La mère de Claude Simon, également morte alors que l’auteur était encore enfant, est aussi évoquée. Il décrit notamment la recherche de la tombe de son père, à travers divers cimetières, épopée à laquelle l’avait joint sa mère lorsqu’il était tout jeune. Le personnage de la mère est nettement en retrait par rapport aux figures masculines des soldats, père et fils.
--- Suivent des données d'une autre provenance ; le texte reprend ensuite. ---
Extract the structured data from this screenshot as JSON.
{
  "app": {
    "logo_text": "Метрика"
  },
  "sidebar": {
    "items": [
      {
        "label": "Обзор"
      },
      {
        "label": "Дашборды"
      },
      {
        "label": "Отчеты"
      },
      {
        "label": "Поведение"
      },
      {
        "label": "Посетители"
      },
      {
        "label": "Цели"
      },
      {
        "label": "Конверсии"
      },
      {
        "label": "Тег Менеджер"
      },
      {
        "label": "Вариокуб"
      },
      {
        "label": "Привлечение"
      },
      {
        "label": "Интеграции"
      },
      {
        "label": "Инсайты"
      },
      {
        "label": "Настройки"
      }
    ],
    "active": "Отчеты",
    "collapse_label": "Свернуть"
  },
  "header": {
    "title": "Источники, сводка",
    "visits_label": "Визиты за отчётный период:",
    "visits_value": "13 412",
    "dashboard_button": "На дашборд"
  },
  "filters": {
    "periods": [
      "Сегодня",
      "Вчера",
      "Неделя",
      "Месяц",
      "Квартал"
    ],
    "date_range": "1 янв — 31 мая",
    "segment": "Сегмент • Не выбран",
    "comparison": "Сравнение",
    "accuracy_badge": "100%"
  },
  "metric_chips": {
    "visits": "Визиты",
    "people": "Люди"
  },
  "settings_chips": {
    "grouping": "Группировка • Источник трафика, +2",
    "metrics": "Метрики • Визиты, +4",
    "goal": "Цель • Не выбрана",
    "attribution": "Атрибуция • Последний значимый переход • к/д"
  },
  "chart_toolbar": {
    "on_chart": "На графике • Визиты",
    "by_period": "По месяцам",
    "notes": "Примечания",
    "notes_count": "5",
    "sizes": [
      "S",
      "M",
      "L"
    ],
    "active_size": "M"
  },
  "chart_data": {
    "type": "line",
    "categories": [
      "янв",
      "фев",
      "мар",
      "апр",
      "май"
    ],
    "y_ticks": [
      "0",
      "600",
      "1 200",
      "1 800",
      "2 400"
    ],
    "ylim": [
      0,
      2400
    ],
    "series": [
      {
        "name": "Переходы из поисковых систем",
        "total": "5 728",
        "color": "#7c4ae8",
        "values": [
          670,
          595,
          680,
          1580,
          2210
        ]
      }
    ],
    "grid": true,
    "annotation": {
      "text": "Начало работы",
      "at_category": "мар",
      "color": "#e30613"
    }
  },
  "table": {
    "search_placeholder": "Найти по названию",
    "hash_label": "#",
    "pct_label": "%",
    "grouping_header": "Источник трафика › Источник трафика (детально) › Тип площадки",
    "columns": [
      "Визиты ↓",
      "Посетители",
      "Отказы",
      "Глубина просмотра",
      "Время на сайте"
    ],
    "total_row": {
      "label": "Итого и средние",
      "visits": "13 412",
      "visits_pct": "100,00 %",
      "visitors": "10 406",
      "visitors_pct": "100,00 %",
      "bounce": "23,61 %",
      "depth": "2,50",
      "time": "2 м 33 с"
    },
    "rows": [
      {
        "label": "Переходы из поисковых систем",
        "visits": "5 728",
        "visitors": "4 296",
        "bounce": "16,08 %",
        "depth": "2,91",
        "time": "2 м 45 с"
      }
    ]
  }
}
Il s’agit d’une jeune femme de bonne famille qui a suivi son mari à Madagascar et en a eu un fils. Son apparence est marquée dans la mémoire de l’auteur par le sort de son mari. Elle est régulièrement dépeinte en tenue de deuil, soulignant son statut de jeune veuve : « C’était une femme encore jeune, au-dessous de la quarantaine, à la silhouette épaisse dans ses vêtements dont le choix (les souliers noirs, les bas noirs, le manteau noir, la toque noire bordée d’un mince liseré d’ou pendait le crêpe) avait en dépit de sa modestie […] quelque chose d’ostentatoire, de théâtral ».

Il y a néanmoins une contradiction : la mère est à nouveau décrite mais de manière plus terne, sa tenue ayant perdu « cette théâtrale et ténébreuse uniformité ». Ce changement démontre le caractère fluctuant du roman autobiographique, ces détails allant à l’encontre d’une personnification cohérente de la mère.